Horror film discussed by Dominick Grace in "From Videodrome to Virtual Light: David Cronenberg and William Gibson," in which she notes that it "includes content more clearly [...] relevant to Gibson and cyberpunk" than even VIDEODROME (p. 345).

Scanners deals with a conflict between rival groups of telepaths (or scanners), and late in the film, access to information stored in a computer becomes essential for the success of the "good" scanners; at this point the proto-cyberpunk elements of the film become most clear. Dr. Paul Ruth, creator of the scanners, tells the protagonist, scanner Cameron Vale, that he must access the information; when Vale objects that he does not have the access code, Ruth asserts, "But you do have a central nervous system, and so does a computer. And you can scan a computer as you would another human being." When Vale does so later, we have an early, primitive example of the computer cowboy hacking neuronically into a system to steal vital information. [* * *]

Vale accesses the computer via a telephone booth, linking his mind directly with the computer. As the accesses the computer's program, shots of his face [....] are intercut with shots of the computer circuitry, suggesting visually the merging of man and machine. (Grace p. 346)

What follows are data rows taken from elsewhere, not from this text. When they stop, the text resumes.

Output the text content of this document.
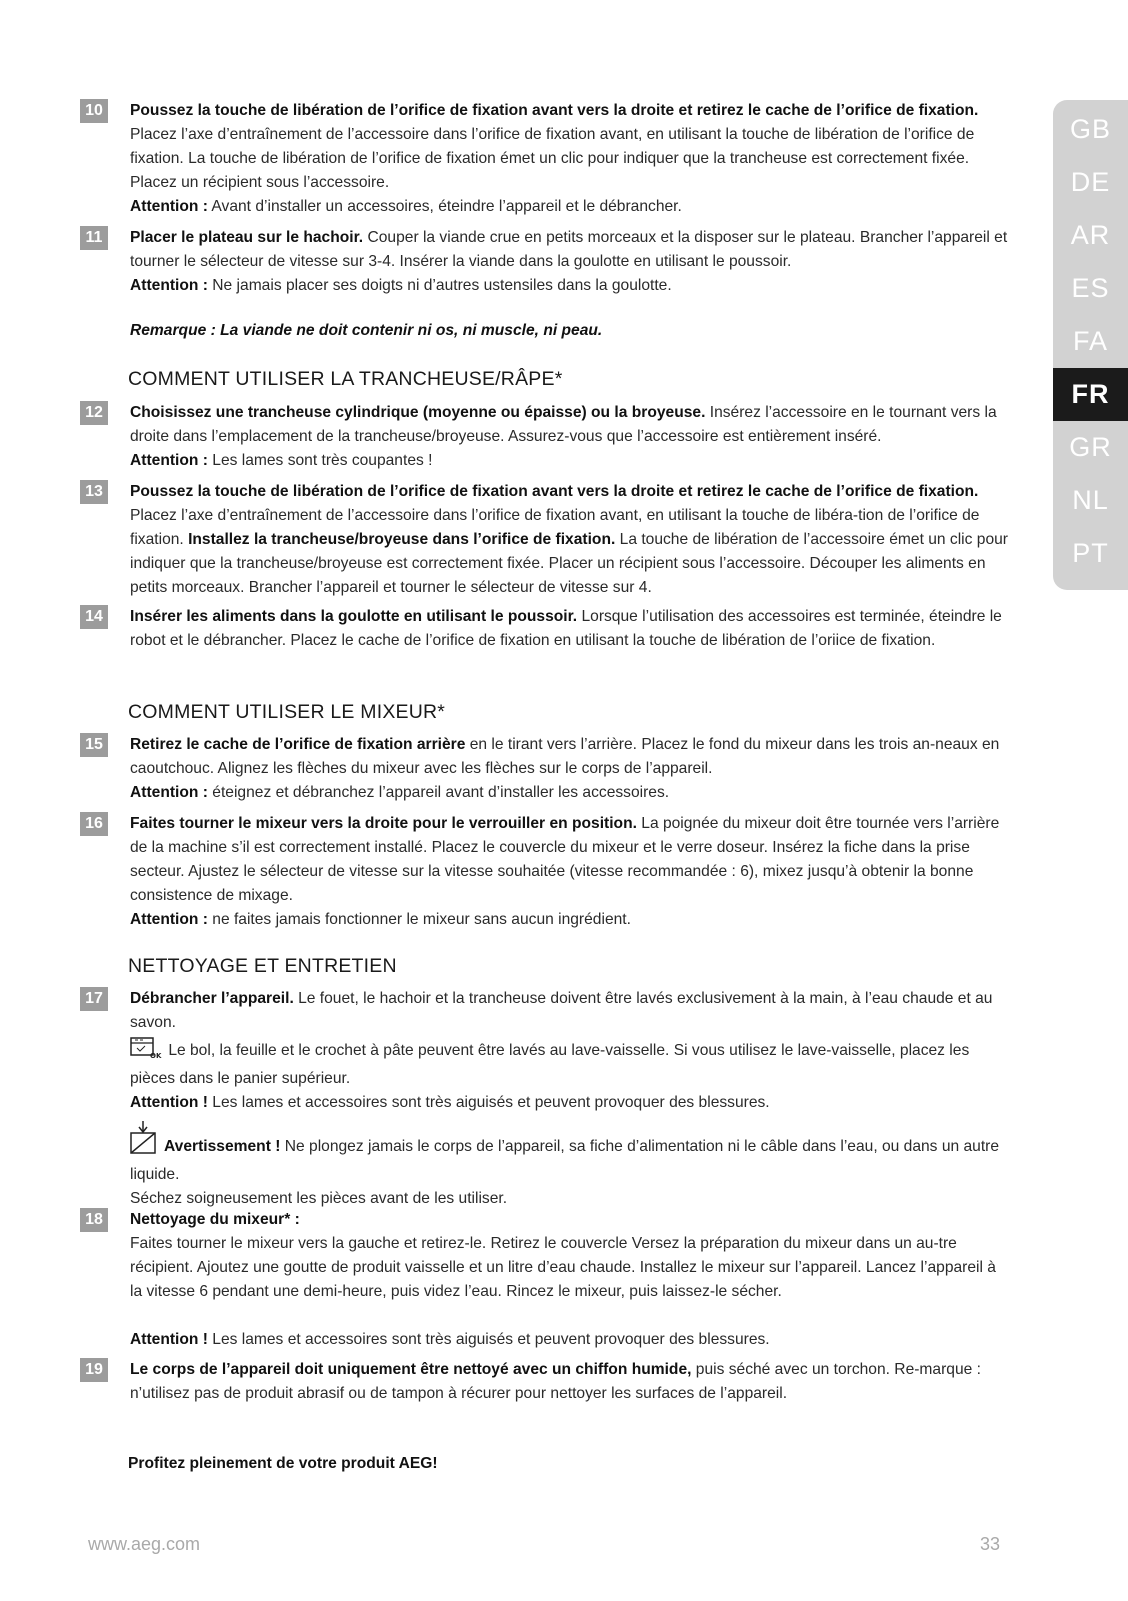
GB
DE
AR
ES
FA
FR
GR
NL
PT
10	Poussez la touche de libération de l’orifice de fixation avant vers la droite et retirez le cache de l’orifice de fixation. Placez l’axe d’entraînement de l’accessoire dans l’orifice de fixation avant, en utilisant la touche de libération de l’orifice de fixation. La touche de libération de l’orifice de fixation émet un clic pour indiquer que la trancheuse est correctement fixée. Placez un récipient sous l’accessoire.

Attention : Avant d’installer un accessoires, éteindre l’appareil et le débrancher.

11	Placer le plateau sur le hachoir. Couper la viande crue en petits morceaux et la disposer sur le plateau. Brancher l’appareil et tourner le sélecteur de vitesse sur 3-4. Insérer la viande dans la goulotte en utilisant le poussoir.

Attention : Ne jamais placer ses doigts ni d’autres ustensiles dans la goulotte.

Remarque : La viande ne doit contenir ni os, ni muscle, ni peau.
COMMENT UTILISER LA TRANCHEUSE/RÂPE*
12	Choisissez une trancheuse cylindrique (moyenne ou épaisse) ou la broyeuse. Insérez l’accessoire en le tournant vers la droite dans l’emplacement de la trancheuse/broyeuse. Assurez-vous que l’accessoire est entièrement inséré.

Attention : Les lames sont très coupantes !

13	Poussez la touche de libération de l’orifice de fixation avant vers la droite et retirez le cache de l’orifice de fixation. Placez l’axe d’entraînement de l’accessoire dans l’orifice de fixation avant, en utilisant la touche de libéra-tion de l’orifice de fixation. Installez la trancheuse/broyeuse dans l’orifice de fixation. La touche de libération de l’accessoire émet un clic pour indiquer que la trancheuse/broyeuse est correctement fixée. Placer un récipient sous l’accessoire. Découper les aliments en petits morceaux. Brancher l’appareil et tourner le sélecteur de vitesse sur 4.

14	Insérer les aliments dans la goulotte en utilisant le poussoir. Lorsque l’utilisation des accessoires est terminée, éteindre le robot et le débrancher. Placez le cache de l’orifice de fixation en utilisant la touche de libération de l’oriice de fixation.

COMMENT UTILISER LE MIXEUR*
15	Retirez le cache de l’orifice de fixation arrière en le tirant vers l’arrière. Placez le fond du mixeur dans les trois an-neaux en caoutchouc. Alignez les flèches du mixeur avec les flèches sur le corps de l’appareil.

Attention : éteignez et débranchez l’appareil avant d’installer les accessoires.

16	Faites tourner le mixeur vers la droite pour le verrouiller en position. La poignée du mixeur doit être tournée vers l’arrière de la machine s’il est correctement installé. Placez le couvercle du mixeur et le verre doseur. Insérez la fiche dans la prise secteur. Ajustez le sélecteur de vitesse sur la vitesse souhaitée (vitesse recommandée : 6), mixez jusqu’à obtenir la bonne consistence de mixage.

Attention : ne faites jamais fonctionner le mixeur sans aucun ingrédient.

NETTOYAGE ET ENTRETIEN
17	Débrancher l’appareil. Le fouet, le hachoir et la trancheuse doivent être lavés exclusivement à la main, à l’eau chaude et au savon.

OK Le bol, la feuille et le crochet à pâte peuvent être lavés au lave-vaisselle. Si vous utilisez le lave-vaisselle, placez les pièces dans le panier supérieur.

Attention ! Les lames et accessoires sont très aiguisés et peuvent provoquer des blessures.

Avertissement ! Ne plongez jamais le corps de l’appareil, sa fiche d’alimentation ni le câble dans l’eau, ou dans un autre liquide.

Séchez soigneusement les pièces avant de les utiliser.

18	Nettoyage du mixeur* :

Faites tourner le mixeur vers la gauche et retirez-le. Retirez le couvercle Versez la préparation du mixeur dans un au-tre récipient. Ajoutez une goutte de produit vaisselle et un litre d’eau chaude. Installez le mixeur sur l’appareil. Lancez l’appareil à la vitesse 6 pendant une demi-heure, puis videz l’eau. Rincez le mixeur, puis laissez-le sécher.

Attention ! Les lames et accessoires sont très aiguisés et peuvent provoquer des blessures.

19	Le corps de l’appareil doit uniquement être nettoyé avec un chiffon humide, puis séché avec un torchon. Re-marque : n’utilisez pas de produit abrasif ou de tampon à récurer pour nettoyer les surfaces de l’appareil.

Profitez pleinement de votre produit AEG!
www.aeg.com	33
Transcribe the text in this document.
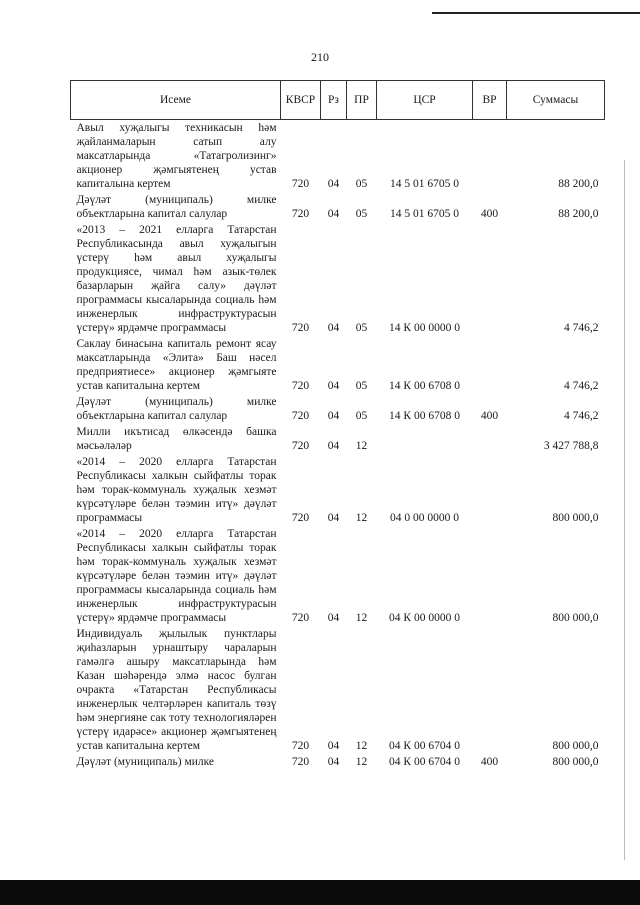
210
Исеме	КВСР	Рз	ПР	ЦСР	ВР	Суммасы
Авыл хуҗалыгы техникасын һәм җайланмаларын сатып алу максатларында «Татагролизинг» акционер җәмгыятенең устав капиталына кертем	720	04	05	14 5 01 6705 0		88 200,0
Дәүләт (муниципаль) милке объектларына капитал салулар	720	04	05	14 5 01 6705 0	400	88 200,0
«2013 – 2021 елларга Татарстан Республикасында авыл хуҗалыгын үстерү һәм авыл хуҗалыгы продукциясе, чимал һәм азык-төлек базарларын җайга салу» дәүләт программасы кысаларында социаль һәм инженерлык инфраструктурасын үстерү» ярдәмче программасы	720	04	05	14 К 00 0000 0		4 746,2
Саклау бинасына капиталь ремонт ясау максатларында «Элита» Баш нәсел предприятиесе» акционер җәмгыяте устав капиталына кертем	720	04	05	14 К 00 6708 0		4 746,2
Дәүләт (муниципаль) милке объектларына капитал салулар	720	04	05	14 К 00 6708 0	400	4 746,2
Милли икътисад өлкәсендә башка мәсьәләләр	720	04	12			3 427 788,8
«2014 – 2020 елларга Татарстан Республикасы халкын сыйфатлы торак һәм торак-коммуналь хуҗалык хезмәт күрсәтүләре белән тәэмин итү» дәүләт программасы	720	04	12	04 0 00 0000 0		800 000,0
«2014 – 2020 елларга Татарстан Республикасы халкын сыйфатлы торак һәм торак-коммуналь хуҗалык хезмәт күрсәтүләре белән тәэмин итү» дәүләт программасы кысаларында социаль һәм инженерлык инфраструктурасын үстерү» ярдәмче программасы	720	04	12	04 К 00 0000 0		800 000,0
Индивидуаль җылылык пунктлары җиһазларын урнаштыру чараларын гамәлгә ашыру максатларында һәм Казан шәһәрендә элмә насос булган очракта «Татарстан Республикасы инженерлык челтәрләрен капиталь төзү һәм энергияне сак тоту технологияләрен үстерү идарәсе» акционер җәмгыятенең устав капиталына кертем	720	04	12	04 К 00 6704 0		800 000,0
Дәүләт (муниципаль) милке	720	04	12	04 К 00 6704 0	400	800 000,0
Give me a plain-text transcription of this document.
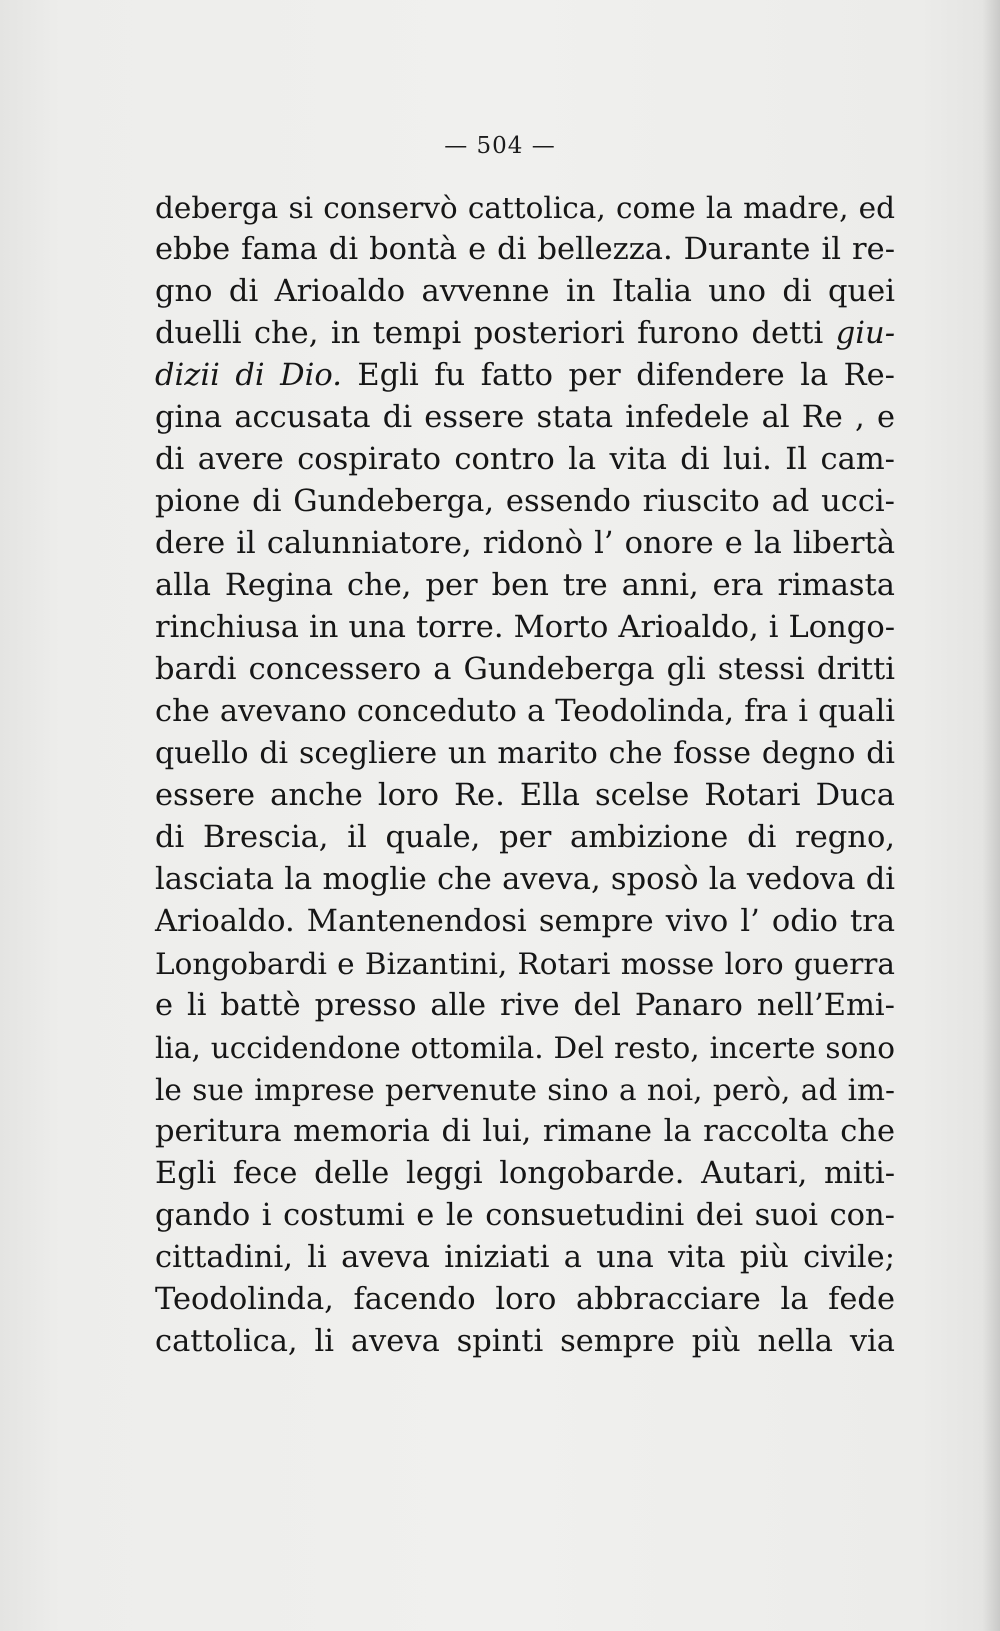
— 504 —
deberga si conservò cattolica, come la madre, ed
ebbe fama di bontà e di bellezza. Durante il re-
gno di Arioaldo avvenne in Italia uno di quei
duelli che, in tempi posteriori furono detti giu-
dizii di Dio. Egli fu fatto per difendere la Re-
gina accusata di essere stata infedele al Re , e
di avere cospirato contro la vita di lui. Il cam-
pione di Gundeberga, essendo riuscito ad ucci-
dere il calunniatore, ridonò l’ onore e la libertà
alla Regina che, per ben tre anni, era rimasta
rinchiusa in una torre. Morto Arioaldo, i Longo-
bardi concessero a Gundeberga gli stessi dritti
che avevano conceduto a Teodolinda, fra i quali
quello di scegliere un marito che fosse degno di
essere anche loro Re. Ella scelse Rotari Duca
di Brescia, il quale, per ambizione di regno,
lasciata la moglie che aveva, sposò la vedova di
Arioaldo. Mantenendosi sempre vivo l’ odio tra
Longobardi e Bizantini, Rotari mosse loro guerra
e li battè presso alle rive del Panaro nell’Emi-
lia, uccidendone ottomila. Del resto, incerte sono
le sue imprese pervenute sino a noi, però, ad im-
peritura memoria di lui, rimane la raccolta che
Egli fece delle leggi longobarde. Autari, miti-
gando i costumi e le consuetudini dei suoi con-
cittadini, li aveva iniziati a una vita più civile;
Teodolinda, facendo loro abbracciare la fede
cattolica, li aveva spinti sempre più nella via
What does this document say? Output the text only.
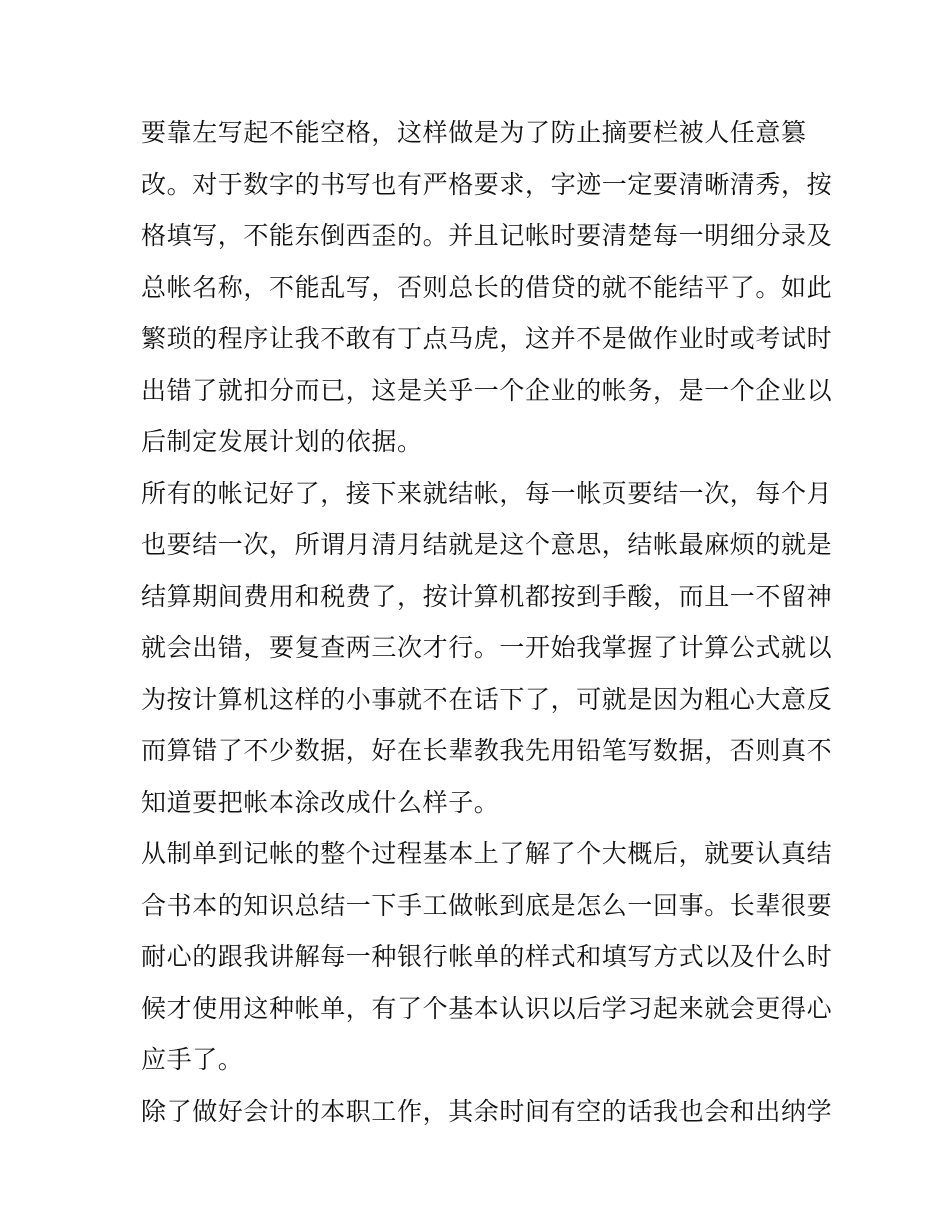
要靠左写起不能空格，这样做是为了防止摘要栏被人任意篡
改。对于数字的书写也有严格要求，字迹一定要清晰清秀，按
格填写，不能东倒西歪的。并且记帐时要清楚每一明细分录及
总帐名称，不能乱写，否则总长的借贷的就不能结平了。如此
繁琐的程序让我不敢有丁点马虎，这并不是做作业时或考试时
出错了就扣分而已，这是关乎一个企业的帐务，是一个企业以
后制定发展计划的依据。
所有的帐记好了，接下来就结帐，每一帐页要结一次，每个月
也要结一次，所谓月清月结就是这个意思，结帐最麻烦的就是
结算期间费用和税费了，按计算机都按到手酸，而且一不留神
就会出错，要复查两三次才行。一开始我掌握了计算公式就以
为按计算机这样的小事就不在话下了，可就是因为粗心大意反
而算错了不少数据，好在长辈教我先用铅笔写数据，否则真不
知道要把帐本涂改成什么样子。
从制单到记帐的整个过程基本上了解了个大概后，就要认真结
合书本的知识总结一下手工做帐到底是怎么一回事。长辈很要
耐心的跟我讲解每一种银行帐单的样式和填写方式以及什么时
候才使用这种帐单，有了个基本认识以后学习起来就会更得心
应手了。
除了做好会计的本职工作，其余时间有空的话我也会和出纳学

The computer's human minders spot the hack, although they don't realize how literally Vale "is 'in' the system." They seek to harm him by destroying the machine, which Grace sees as a foreshadowing of cyberpunk "black ICE" in Gibson's work.[4] Consistent with the logic of Scanners' power over human nervous systems, "[...] Vale reverses the attack [...] and destroys the computers" (Grace p. 346).